The urgency with which the Island nations addressed climate change evoked Pope Francis’ pleas to take seriously the threat to our environment. It is important enough to him to set aside this month for the Catholic Church to reflect and act in response to it. In his Encyclical Laudato Si’ he insisted that action to protect the environment and to address climate change is as much an issue of justice as is providing shelter and food for the poor. The effects of neglecting and exploiting the environment fall heaviest on the poor. They also threaten the future of the planet and betrays the trust by which we hold our world for our children and grandchildren.
Pope Francis offers a vision of an interrelated world in which what we do well or badly in one of our relationships will affect all our other relationships. Our environment is not part of the world; it is our whole and only world. If we exploit and pollute the natural world, we shall also foul and put at risk our entire human world.
This vision is challenging but it is also reassuring. Many of us find it difficult to make care for the environment a personal priority because there seems to be such a large gap between anything we can do and the large realities of the environment – global warming, desertification, rising sea levels, the tension between the need for power and the threat to the environment posed by fossil fuels, and so on. But when we see the world as a network of relationships in which all is interconnected, we can work at seeking integrity in the relationships that shape our own lives.
From this perspective, our commitment to address the big environmental issues of our day begins with the small details of our daily life. We attend to the power we use, to the packaging we accept, to composting our food scraps for the growing of herbs, and to the ways we travel, for example. Attention to small details is not an attempt to look good but an expression of respect. Like the disciplines of fasting and of prayer that have traditionally undergirded a life lived to God, they form the matrix of a life that takes the environment seriously. As we pay attention to small things, we can recognise more clearly the character of our culture with its generous and reckless elements, its extravagance and its modesty, its destructive and its healing elements.

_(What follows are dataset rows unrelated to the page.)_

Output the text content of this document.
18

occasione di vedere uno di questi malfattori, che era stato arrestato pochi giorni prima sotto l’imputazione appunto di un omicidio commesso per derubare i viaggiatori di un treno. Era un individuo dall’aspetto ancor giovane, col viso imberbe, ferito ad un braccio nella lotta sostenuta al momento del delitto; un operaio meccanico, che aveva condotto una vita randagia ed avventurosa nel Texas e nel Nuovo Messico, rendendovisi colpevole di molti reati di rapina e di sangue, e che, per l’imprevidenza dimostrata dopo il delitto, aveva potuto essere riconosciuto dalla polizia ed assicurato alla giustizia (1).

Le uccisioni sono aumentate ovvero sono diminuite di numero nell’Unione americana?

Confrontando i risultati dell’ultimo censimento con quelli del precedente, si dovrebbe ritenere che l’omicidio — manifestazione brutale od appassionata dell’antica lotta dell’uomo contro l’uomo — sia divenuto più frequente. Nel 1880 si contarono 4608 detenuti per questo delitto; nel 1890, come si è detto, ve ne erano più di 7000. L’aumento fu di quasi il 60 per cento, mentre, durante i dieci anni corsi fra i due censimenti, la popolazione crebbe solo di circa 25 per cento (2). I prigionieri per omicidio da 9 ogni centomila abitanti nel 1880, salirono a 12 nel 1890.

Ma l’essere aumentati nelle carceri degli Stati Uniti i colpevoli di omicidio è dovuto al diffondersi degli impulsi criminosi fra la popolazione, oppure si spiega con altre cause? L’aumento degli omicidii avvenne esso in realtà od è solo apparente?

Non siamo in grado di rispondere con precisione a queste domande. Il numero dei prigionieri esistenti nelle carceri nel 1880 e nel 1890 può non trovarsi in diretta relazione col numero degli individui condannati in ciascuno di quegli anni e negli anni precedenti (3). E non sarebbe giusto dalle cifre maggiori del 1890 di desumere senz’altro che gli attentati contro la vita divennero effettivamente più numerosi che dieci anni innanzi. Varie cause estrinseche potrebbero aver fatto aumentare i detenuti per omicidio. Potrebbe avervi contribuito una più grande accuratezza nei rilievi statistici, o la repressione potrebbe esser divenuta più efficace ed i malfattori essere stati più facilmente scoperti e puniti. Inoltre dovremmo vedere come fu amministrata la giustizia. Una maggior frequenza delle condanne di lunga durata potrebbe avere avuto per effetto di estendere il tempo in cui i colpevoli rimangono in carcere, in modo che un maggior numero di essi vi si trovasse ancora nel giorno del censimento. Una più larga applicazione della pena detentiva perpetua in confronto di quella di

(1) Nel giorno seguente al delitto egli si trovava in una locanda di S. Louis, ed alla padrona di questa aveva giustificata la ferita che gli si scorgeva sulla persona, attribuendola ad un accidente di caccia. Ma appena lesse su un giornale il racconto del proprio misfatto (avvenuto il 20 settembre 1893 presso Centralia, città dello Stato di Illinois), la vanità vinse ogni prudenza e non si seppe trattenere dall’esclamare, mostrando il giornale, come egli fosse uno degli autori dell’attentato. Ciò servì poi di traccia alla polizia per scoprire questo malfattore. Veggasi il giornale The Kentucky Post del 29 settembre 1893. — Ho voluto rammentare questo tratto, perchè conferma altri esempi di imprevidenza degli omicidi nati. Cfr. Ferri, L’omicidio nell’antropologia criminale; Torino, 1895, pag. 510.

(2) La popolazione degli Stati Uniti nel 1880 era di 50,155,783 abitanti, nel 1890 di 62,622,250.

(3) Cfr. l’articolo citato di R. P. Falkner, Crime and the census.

Personal attention to our domestic life, however, opens out into the larger relationships to people and to groups that are part of our lives. We begin to see the links between the neglect of the environment and the neglect of Indigenous Australians, people who seek protection and people who are disadvantaged. We begin to long for integral justice.
At Jesuit Social Services we have made this commitment to embody respect for our environment in all our processes and policies. It is a work in progress, involving review of the way we live, purchase and act in all our programs. We hope that it will contribute in some small way to encourage urgency in our society and nation.
Fr Andrew Hamilton SJ writes for Jesuit Communications and Jesuit Social Services.